A Controladoria-Geral da União (CGU) está apurando se entidades envolvidas no esquema bilionário de descontos indevidos nas aposentadorias do Instituto Nacional do Seguro Social (INSS) estão utilizando documentação falsa, incluindo áudios editados, para comprovar a autorização de aposentados e pensionistas nos processos de ressarcimento. O caso, que já está sendo chamado de “fraude dentro da fraude”, levanta sérias preocupações sobre a integridade dos procedimentos de devolução.
Os documentos supostamente falsos têm sido apresentados pelas entidades nos processos de ressarcimento por meio do aplicativo Meu INSS. Além de áudios que, conforme técnicos da CGU e do INSS, nem sequer podem ser utilizados como prova, foram mapeados casos de uso de assinaturas falsas em autorizações de desconto.
A mecânica é a seguinte: o aposentado nega ter dado autorização para o desconto; em seguida, a entidade apresenta áudios para comprovar a liberação. Como tréplica, o aposentado aponta que os documentos não são válidos, e a contestação é acatada pelo INSS.
ESQUEMA DE FALSIFICAÇÃO
Em áudio analisado, o aposentado aparece falando apenas “sim”, após perguntas que parecem ter sido gravadas em outro contexto e editadas com a inclusão da resposta afirmativa.
Em outro caso, além do áudio, toda a documentação interna do Meu INSS de um aposentado que teve descontos realizados pela Associação de Aposentados Mutualista para Benefícios Coletivos (Ambec) foi acessada. Os registros mostram que a autorização do aposentado foi formalizada pela empresa Balcão das Oportunidades Serviços Administrativos Ltda.
A Balcão das Oportunidades recebeu cerca de R$ 9 milhões da Ambec, de acordo com informações da Operação Sem Desconto, da Polícia Federal (PF).
No áudio analisado, o aposentado não revela o nome completo, que depois foi utilizado no cadastro. Em seguida, ele confirma os dados e autoriza o desconto em uma gravação com claros indícios de cortes. Um documento apresentado pela entidade também registra um endereço sem qualquer relação com o aposentado.
Um ex-funcionário da Balcão de Oportunidades revelou em entrevista que a empresa era contratada para fabricar áudios fraudulentos, utilizados como prova de que os aposentados se filiaram às associações envolvidas na “farra do INSS”.
O ex-funcionário, que falou sob condição de anonimato, detalhou como se davam as ligações para captar as falas dos aposentados, que depois eram editadas e inseridas no contexto da autorização do desconto pelas entidades. A empresa, segundo ele, pagava por acesso a dados de aposentados e orientava funcionários a fazerem uma ligação inicial, na qual ofereciam vantagens ou o cancelamento de descontos sobre suas aposentadorias.

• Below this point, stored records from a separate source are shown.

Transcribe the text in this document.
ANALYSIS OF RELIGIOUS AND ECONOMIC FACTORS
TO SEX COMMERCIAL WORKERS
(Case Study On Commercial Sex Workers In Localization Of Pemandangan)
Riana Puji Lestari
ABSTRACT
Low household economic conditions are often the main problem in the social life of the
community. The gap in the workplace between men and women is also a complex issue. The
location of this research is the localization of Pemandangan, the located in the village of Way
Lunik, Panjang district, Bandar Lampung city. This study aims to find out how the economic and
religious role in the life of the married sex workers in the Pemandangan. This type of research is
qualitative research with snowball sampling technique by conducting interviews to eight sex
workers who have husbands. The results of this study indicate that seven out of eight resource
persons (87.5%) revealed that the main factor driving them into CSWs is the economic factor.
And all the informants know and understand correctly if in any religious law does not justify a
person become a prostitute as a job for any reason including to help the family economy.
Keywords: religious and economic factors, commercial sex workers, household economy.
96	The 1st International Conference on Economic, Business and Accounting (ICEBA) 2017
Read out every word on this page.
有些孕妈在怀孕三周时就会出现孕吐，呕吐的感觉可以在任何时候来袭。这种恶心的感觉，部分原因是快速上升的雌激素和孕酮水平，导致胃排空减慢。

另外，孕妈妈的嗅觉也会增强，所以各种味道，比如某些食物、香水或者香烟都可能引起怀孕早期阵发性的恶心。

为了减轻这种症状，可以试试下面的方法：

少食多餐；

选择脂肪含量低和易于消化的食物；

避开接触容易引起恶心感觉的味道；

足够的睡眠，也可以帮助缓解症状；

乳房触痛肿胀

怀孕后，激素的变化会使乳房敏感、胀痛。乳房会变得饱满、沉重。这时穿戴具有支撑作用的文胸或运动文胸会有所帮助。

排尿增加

Desse áudio, editores da empresa pinçavam somente a voz do cliente confirmando seus dados pessoais e dizendo palavras como “sim”. Na sequência, montavam outra versão, com diálogos em que o atendente oferecia a filiação às associações da farra dos descontos e o aposentado aceitava.
A Balcão das Oportunidades é citada nas quebras de sigilo bancário da Polícia Federal (PF), na Operação Sem Desconto, que investiga o esquema bilionário de fraudes sobre aposentados do INSS. A empresa tem contratos milionários também com a Cebap, outra entidade que está sob investigação. As associações são ligadas ao empresário Maurício Camisotti, suspeito de faturar mais de R$ 40 milhões com os descontos e de pagar propinas a diretores do INSS.
COMPROVAÇÃO DE AUTORIZAÇÃO
Em nota, o INSS afirma que “a comprovação por parte das entidades exige a apresentação conjunta de três itens — documento de identidade com foto, termo de filiação e termo de autorização de desconto —, não havendo previsão para o uso de gravações de áudio como comprovante”.
“Não confirmando as informações disponibilizadas pela entidade, o processo é encaminhado para auditoria interna, e a entidade associativa é notificada para que realize a devolução dos valores. Se a associação não fizer a devolução, o beneficiário será orientado sobre as medidas judiciais cabíveis”, conclui a instituição.